Whole brain radiotherapy complications

Tolerance of WBRT is usually good, and early reactions are usually mild and resolve within several weeks after irradiation; they include mainly headache, fatigue, nausea and hair loss. Other early complications (≤ 6 months), in the form of a syndrome including somnolence, short-lasting memory disturbances and mild leukoencephalopathy, are also transient in nature. However, a serious problem is late complications (> 6 months after radiotherapy) that are in general irreversible, usually progressive and even life-threatening. The risk of developing the most serious of them, i.e. radiation-induced necrosis, is lower than 1% with appropriately dosed WBRT; encephalopathy occurs in 2–18% of patients, usually after 2 years following radiotherapy. Demyelination lesions and vascular damage may lead to memory, concentration and attention disturbances, mood swings, neurocognitive function (NCF) disorders and even dementia [19, 29, 35, 69]. It should be however kept in mind that many of these complications may be related to causes other than WBRT, e.g. disease progression, previous treatment (surgery, systemic treatment), anticonvulsants, patient’s age, concomitant diseases (atherosclerosis, diabetes), etc. [19, 29, 35]. Prevention of late WBRT complications includes mainly: avoidance of exceeding fraction doses of 3 Gy, hippocampal sparing radiotherapy, and use of neuroprotective agents (memantine, donepezil, lithium, renin-angiotensin system blockers, etc.) [19].

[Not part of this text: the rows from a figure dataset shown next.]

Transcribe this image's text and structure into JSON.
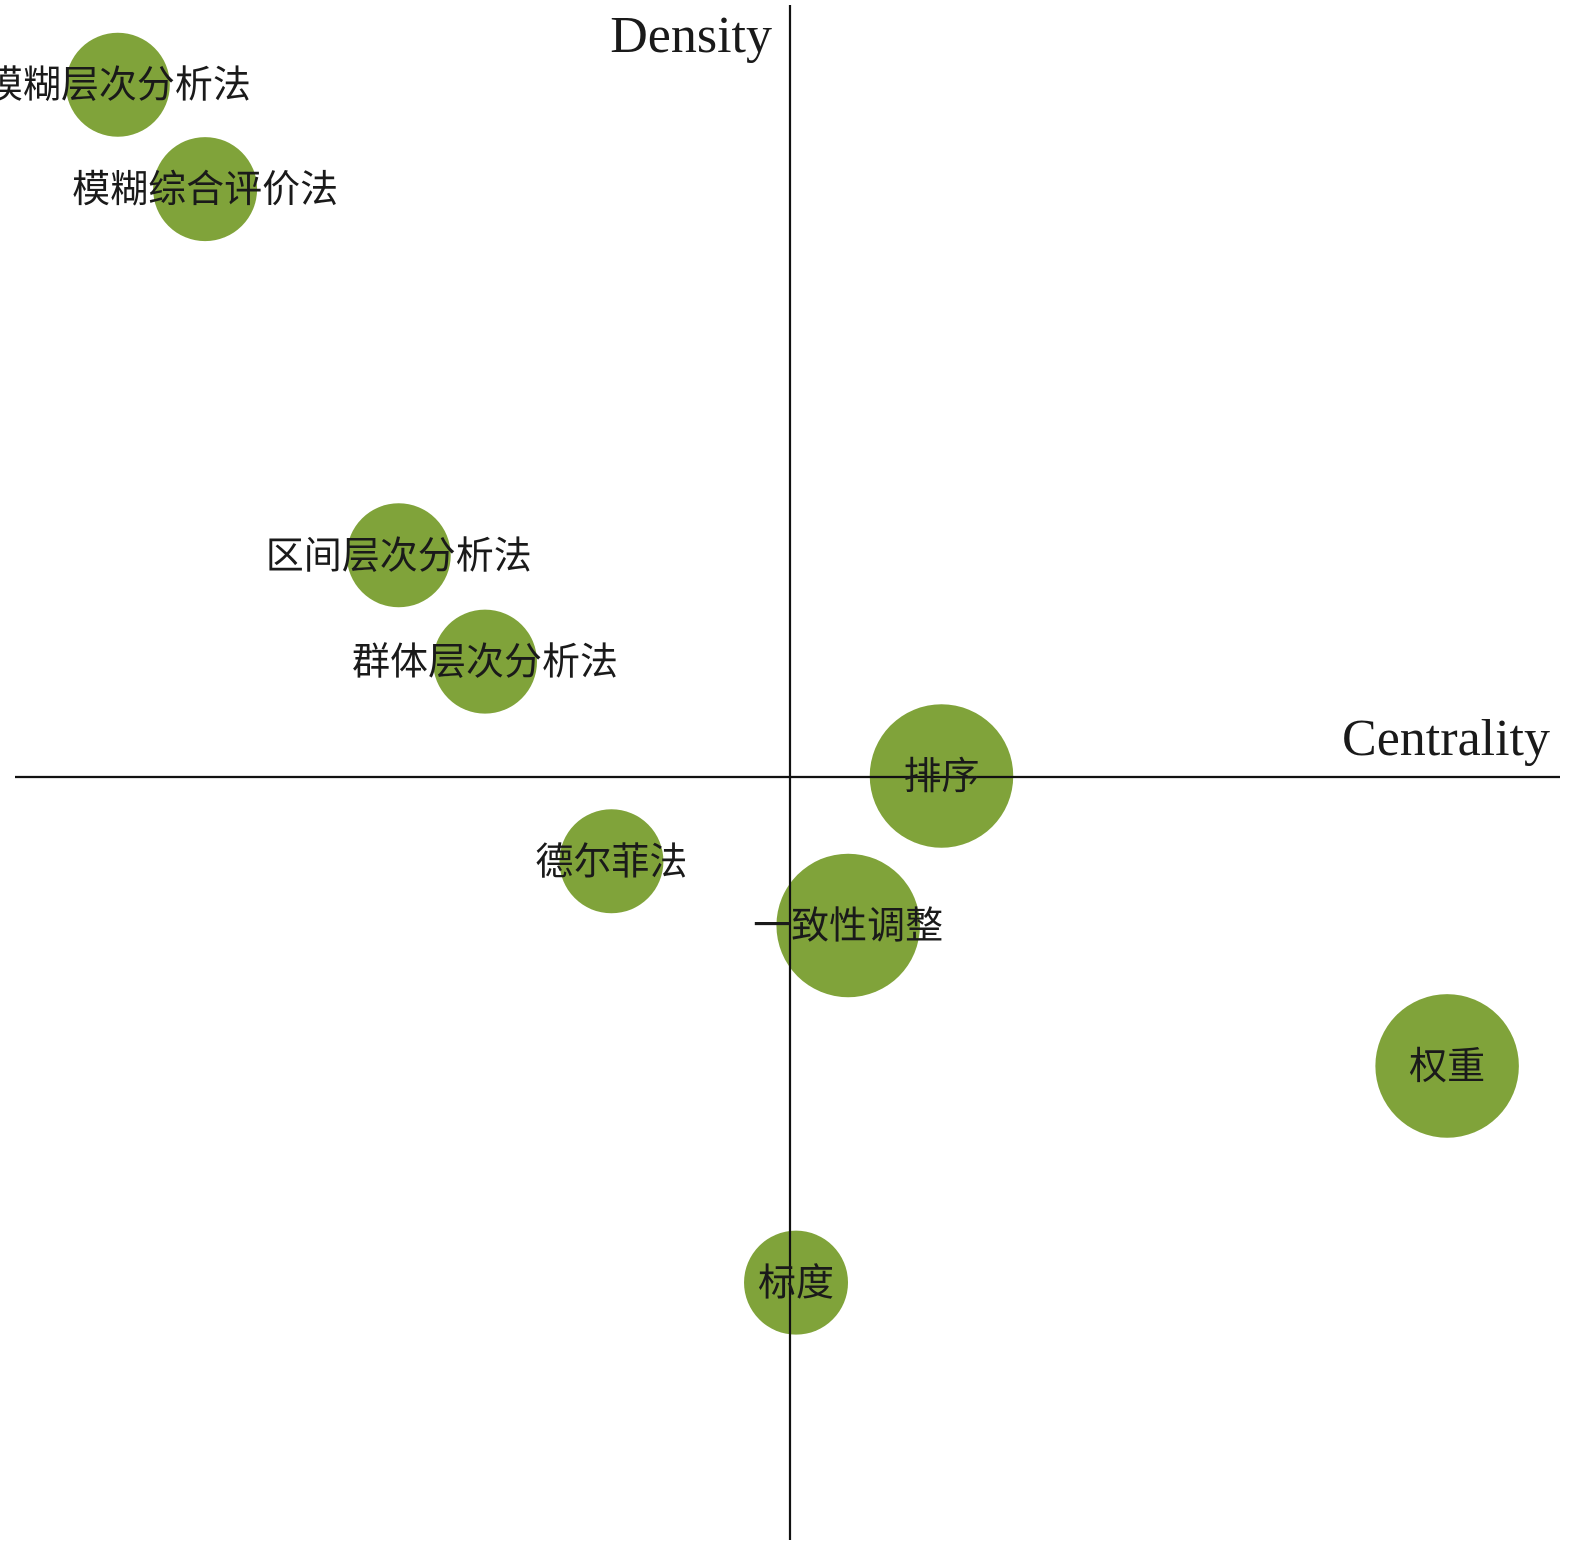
{
  "chart_data": {
    "type": "scatter",
    "title": "",
    "xlabel": "Centrality",
    "ylabel": "Density",
    "xlim": [
      -7.7,
      7.7
    ],
    "ylim": [
      -7.65,
      7.65
    ],
    "grid": false,
    "legend": "none",
    "bubble_color": "#80a33a",
    "points": [
      {
        "label": "模糊层次分析法",
        "x": -6.7,
        "y": 6.9,
        "size": 1.0
      },
      {
        "label": "模糊综合评价法",
        "x": -5.83,
        "y": 5.86,
        "size": 1.0
      },
      {
        "label": "区间层次分析法",
        "x": -3.9,
        "y": 2.21,
        "size": 1.0
      },
      {
        "label": "群体层次分析法",
        "x": -3.04,
        "y": 1.15,
        "size": 1.0
      },
      {
        "label": "排序",
        "x": 1.51,
        "y": 0.01,
        "size": 1.38
      },
      {
        "label": "德尔菲法",
        "x": -1.78,
        "y": -0.84,
        "size": 1.0
      },
      {
        "label": "一致性调整",
        "x": 0.58,
        "y": -1.48,
        "size": 1.38
      },
      {
        "label": "权重",
        "x": 6.55,
        "y": -2.88,
        "size": 1.38
      },
      {
        "label": "标度",
        "x": 0.06,
        "y": -5.04,
        "size": 1.0
      }
    ]
  }
}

To conclude, WBRT, due to its efficacy and lack of good alternative treatment options, remains a basic treatment for patients with multiple BMF-NSCLC and poor performance status.

Summary

In summary, surgical treatment is recommended in patients with single BMF-NSCLC, with good performance status (KPS of 70 or more) and controlled extracranial disease. Patients with single (1–3) BMF-NSCLC of diameter below 33.5 cm, with no or only minor neurological symptoms, located in different regions of the brain, including those not accessible to metastasectomy, with controlled extracranial disease, are the best candidates for SRS. Whole brain radiotherapy following SRS reduces the risk of local relapse and progression of brain metastases outside the SRS volume. Whole brain radiotherapy alone, due to its efficacy and lack of good alternative treatment options, remains a basic treatment for patients with multiple BMF-NSCLC, poor performance status, with uncontrolled extracranial disease, disqualified from surgery or SRS.